Re: [BUG] possible race between md_free_disk and md_notify_reboot

From: Guillaume Morin
Date: Wed Feb 19 2025 - 22:06:06 EST




> On Feb 19, 2025, at 10:26 PM, Yu Kuai <yukuai1@xxxxxxxxxxxxxxx> wrote:
>
> Hi
>
>> 在 2025/02/20 3:43, Guillaume Morin 写道:
>> There seems to be nothing in the code that tries to prevent this
>> specific race
>
> Did you noticed that mddev_get() is called from md_notify_reboot() while
> the lock is still held, and how can mddev_free() can race here if
> mddev_get() succeed?
>

Yes, I did notice that. Though it was not clear to me how it was guaranteed that mddev_get() would fail as mddev_free() does not check or synchronize with the active atomic. But i might be missing some logic outside of md.c. If there is guarantee that mddev_get() fails after mddev_free is called this would definitely address the uaf concern.
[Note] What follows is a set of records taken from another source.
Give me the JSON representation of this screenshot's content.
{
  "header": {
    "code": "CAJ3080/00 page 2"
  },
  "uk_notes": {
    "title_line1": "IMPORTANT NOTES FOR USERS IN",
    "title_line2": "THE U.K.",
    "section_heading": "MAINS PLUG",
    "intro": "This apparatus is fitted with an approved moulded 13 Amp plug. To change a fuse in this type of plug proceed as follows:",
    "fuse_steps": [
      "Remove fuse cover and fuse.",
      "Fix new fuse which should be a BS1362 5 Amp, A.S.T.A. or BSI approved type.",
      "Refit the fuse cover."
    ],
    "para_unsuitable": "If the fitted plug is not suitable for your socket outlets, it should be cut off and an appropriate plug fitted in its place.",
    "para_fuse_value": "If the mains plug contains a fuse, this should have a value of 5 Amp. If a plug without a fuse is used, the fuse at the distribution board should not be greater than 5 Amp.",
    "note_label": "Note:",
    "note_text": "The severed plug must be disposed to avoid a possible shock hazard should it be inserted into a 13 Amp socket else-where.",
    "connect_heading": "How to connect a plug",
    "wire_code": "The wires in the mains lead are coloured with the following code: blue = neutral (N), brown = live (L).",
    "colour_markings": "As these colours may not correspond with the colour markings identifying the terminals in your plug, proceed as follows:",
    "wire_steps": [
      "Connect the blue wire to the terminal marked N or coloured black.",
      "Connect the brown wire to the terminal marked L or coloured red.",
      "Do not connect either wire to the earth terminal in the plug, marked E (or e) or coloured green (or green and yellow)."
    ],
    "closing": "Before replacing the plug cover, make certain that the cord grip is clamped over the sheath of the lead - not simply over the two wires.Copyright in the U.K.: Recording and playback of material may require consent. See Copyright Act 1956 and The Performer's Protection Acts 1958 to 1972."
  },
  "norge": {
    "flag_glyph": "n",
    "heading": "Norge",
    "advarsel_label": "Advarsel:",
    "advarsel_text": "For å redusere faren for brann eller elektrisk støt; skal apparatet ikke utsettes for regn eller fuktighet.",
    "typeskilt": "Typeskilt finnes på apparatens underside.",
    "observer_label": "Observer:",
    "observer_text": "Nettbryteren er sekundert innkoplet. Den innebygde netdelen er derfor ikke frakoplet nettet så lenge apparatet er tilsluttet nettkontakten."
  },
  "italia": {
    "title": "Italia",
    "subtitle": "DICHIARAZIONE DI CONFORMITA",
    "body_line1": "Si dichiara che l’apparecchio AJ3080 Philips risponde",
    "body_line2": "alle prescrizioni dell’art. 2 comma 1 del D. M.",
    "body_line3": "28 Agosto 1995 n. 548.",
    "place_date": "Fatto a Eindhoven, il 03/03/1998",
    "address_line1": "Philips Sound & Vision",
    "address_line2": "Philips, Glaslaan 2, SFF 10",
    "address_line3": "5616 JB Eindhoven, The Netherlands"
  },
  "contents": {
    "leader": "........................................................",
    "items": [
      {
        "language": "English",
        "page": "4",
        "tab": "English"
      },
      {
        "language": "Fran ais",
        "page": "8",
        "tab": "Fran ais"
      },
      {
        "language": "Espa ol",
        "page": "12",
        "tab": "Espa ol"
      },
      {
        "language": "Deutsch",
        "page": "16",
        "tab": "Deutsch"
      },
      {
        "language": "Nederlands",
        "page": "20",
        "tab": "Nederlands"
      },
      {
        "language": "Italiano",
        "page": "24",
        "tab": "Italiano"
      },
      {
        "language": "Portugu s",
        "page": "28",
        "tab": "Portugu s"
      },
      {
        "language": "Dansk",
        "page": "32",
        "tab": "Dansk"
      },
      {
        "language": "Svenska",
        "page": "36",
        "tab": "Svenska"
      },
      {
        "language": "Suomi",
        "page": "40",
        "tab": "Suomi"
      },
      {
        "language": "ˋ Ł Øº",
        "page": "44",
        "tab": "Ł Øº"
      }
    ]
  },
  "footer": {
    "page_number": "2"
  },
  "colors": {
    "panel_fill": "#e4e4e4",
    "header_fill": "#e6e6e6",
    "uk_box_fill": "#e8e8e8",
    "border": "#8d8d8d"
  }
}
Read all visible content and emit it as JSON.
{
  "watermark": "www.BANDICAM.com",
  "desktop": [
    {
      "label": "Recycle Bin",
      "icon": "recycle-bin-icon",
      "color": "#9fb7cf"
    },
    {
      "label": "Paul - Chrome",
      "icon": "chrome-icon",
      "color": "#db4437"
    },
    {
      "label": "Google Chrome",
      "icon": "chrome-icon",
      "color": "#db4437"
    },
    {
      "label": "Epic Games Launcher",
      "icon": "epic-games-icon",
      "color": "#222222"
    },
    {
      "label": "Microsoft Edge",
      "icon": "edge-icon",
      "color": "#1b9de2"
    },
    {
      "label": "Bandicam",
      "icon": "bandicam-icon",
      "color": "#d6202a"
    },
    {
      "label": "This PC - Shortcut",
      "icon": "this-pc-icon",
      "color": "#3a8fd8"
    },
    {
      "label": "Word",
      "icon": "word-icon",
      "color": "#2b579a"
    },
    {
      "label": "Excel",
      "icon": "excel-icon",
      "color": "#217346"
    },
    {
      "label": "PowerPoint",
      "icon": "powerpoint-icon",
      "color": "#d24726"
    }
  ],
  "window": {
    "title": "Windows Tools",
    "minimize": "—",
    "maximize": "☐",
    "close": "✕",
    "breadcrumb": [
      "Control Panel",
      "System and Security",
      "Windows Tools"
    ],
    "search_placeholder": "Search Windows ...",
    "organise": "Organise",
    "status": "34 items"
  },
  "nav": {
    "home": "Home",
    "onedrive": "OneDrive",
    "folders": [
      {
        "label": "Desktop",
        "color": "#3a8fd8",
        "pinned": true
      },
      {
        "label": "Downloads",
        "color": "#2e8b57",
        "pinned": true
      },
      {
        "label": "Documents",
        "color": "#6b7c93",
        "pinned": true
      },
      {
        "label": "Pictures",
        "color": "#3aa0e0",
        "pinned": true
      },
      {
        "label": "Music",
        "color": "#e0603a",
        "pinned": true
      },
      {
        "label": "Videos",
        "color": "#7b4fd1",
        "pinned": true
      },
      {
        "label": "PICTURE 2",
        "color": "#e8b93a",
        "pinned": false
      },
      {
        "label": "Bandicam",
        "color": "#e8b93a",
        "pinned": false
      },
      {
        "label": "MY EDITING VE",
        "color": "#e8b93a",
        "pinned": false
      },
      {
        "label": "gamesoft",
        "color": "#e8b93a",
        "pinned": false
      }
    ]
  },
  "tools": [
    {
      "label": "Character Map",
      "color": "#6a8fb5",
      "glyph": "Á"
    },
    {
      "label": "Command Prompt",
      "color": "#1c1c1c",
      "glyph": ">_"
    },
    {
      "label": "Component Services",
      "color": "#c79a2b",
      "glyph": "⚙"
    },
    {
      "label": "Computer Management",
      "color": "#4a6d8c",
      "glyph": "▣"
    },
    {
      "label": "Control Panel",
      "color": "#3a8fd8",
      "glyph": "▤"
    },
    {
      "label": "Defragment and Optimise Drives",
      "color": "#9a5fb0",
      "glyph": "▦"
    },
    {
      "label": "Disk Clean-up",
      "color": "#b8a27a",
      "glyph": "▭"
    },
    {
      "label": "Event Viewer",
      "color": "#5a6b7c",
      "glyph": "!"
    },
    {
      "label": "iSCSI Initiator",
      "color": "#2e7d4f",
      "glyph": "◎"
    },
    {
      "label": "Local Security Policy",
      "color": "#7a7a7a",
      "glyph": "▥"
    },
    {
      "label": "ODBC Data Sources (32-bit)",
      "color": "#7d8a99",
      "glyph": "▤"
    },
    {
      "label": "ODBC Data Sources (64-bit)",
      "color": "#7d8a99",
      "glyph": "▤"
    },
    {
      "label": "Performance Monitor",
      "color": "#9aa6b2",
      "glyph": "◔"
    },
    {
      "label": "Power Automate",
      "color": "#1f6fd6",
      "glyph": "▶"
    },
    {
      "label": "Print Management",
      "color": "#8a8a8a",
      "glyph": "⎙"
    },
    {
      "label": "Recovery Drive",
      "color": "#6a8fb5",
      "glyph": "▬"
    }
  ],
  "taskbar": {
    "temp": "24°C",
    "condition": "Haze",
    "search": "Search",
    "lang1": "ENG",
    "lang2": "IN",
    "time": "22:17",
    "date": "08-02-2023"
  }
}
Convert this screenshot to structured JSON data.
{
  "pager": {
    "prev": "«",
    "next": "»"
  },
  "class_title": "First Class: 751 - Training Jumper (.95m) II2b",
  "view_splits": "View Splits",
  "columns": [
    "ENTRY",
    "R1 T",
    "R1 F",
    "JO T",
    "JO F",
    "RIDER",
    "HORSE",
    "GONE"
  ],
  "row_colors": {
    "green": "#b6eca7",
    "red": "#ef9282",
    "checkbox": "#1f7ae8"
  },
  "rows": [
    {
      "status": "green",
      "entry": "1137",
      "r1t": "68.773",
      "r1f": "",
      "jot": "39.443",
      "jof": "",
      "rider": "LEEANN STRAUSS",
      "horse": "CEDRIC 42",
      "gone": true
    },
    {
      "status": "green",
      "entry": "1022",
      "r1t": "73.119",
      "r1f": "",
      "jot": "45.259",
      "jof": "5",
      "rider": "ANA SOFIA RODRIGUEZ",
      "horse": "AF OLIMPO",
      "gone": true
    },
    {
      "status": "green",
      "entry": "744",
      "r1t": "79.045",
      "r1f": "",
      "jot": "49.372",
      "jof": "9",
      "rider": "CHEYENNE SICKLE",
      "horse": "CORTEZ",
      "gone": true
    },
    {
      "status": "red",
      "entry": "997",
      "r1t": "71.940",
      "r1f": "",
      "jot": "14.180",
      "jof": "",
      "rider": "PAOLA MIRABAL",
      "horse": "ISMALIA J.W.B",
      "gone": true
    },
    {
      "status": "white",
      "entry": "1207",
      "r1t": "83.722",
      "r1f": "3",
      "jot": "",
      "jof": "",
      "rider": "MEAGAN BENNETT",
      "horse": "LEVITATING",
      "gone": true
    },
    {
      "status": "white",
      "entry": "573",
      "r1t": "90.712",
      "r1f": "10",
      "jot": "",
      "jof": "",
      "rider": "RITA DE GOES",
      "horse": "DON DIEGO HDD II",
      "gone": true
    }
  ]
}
However the main race we have reported is where the item pointed by the *next* pointer (n) in the loop is erased by mddev_free(). The next pointer is saved by the list iteration macro and afaict there is nothing preventing from this item to be deleted while the lock is released and then the poisoned values to be accessed at the end of loop when the next pointer is used.

If this is incorrect, I am not sure how the crash would happen. I should have mentioned that originally but it is reproducible so it’s not a one off issue. Do you see an alternative explanation for the crash?

Thanks in advance for your help


> Thanks,
> Kuai
>